Igrzyska Olimpijskie w Londynie zostaną zapamiętane nie tylko przez zakres i intensywność zawodów, ale również przez więcej niż kontrowersyjne decyzje sędziów. Jeden z nich okazał się bezpośrednio związany z rosyjską gimnastyczką Marią Paseką.
Na zawodach gimnastycznych w skarbcu amerykański faworyt McCaille Maroni był uważany za faworyta, ale nasze nadzieje wiązały się z debiutantką, 17-letnią Marią Paseką, która już zdobyła srebrny medal w mistrzostwach drużynowych.
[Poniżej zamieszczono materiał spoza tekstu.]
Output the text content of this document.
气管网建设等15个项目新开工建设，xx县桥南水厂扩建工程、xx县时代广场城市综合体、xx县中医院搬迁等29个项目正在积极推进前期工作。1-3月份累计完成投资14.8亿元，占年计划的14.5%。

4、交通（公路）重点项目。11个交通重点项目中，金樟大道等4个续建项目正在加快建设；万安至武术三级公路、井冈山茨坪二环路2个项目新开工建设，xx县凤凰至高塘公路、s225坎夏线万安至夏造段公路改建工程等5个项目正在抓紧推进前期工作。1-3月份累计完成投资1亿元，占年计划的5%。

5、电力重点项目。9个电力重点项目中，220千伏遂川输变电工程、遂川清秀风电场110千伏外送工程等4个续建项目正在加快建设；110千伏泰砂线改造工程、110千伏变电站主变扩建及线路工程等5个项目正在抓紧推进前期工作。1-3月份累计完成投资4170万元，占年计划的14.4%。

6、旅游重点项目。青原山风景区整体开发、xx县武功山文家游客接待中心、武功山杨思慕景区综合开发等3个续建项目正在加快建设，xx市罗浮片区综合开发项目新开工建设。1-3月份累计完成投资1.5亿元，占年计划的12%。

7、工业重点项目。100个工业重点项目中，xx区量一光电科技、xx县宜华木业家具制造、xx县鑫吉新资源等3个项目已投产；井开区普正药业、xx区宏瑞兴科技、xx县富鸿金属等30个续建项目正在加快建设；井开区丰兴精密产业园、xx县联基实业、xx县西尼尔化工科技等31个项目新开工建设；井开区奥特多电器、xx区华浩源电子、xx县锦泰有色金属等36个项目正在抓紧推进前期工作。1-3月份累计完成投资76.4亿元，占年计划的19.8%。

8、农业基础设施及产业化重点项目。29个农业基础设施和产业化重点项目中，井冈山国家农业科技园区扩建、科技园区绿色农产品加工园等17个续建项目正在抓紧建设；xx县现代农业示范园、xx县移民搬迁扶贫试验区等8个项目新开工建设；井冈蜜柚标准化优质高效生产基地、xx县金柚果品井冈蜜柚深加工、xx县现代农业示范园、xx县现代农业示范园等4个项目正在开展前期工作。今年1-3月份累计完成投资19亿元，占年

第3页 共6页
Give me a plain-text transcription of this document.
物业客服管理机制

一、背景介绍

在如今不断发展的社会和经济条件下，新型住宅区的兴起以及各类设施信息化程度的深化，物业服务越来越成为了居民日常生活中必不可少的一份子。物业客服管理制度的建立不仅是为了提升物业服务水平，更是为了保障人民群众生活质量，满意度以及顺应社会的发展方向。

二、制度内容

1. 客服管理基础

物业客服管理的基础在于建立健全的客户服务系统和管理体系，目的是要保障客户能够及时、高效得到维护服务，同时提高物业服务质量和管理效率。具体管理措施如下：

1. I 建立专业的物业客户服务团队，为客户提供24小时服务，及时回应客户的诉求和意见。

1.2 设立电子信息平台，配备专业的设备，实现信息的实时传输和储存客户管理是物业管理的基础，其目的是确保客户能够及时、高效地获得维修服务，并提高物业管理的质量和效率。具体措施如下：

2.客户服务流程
Gimnastycy z Kanady i Dominikany popełniali poważne błędy podczas lądowania (Kanadyjczyk również został poważnie ranny).
Maria Paseka wykonała pierwszy skok bardzo dobrze, w drugim skoku przyłożenie było rozmyte, gimnastyczka stanęła za „wyjściem”. Amerykański Maroni, który skoczył jako następny, świetnie wykonał pierwszą próbę i spadł w drugim skoku po wylądowaniu. Jest to uważane za poważny błąd, który pociąga za sobą znaczny spadek oceny. Niemniej jednak ocena sprawiła, że Amerykanie mogli ominąć pasiekę o sumę dwóch skoków.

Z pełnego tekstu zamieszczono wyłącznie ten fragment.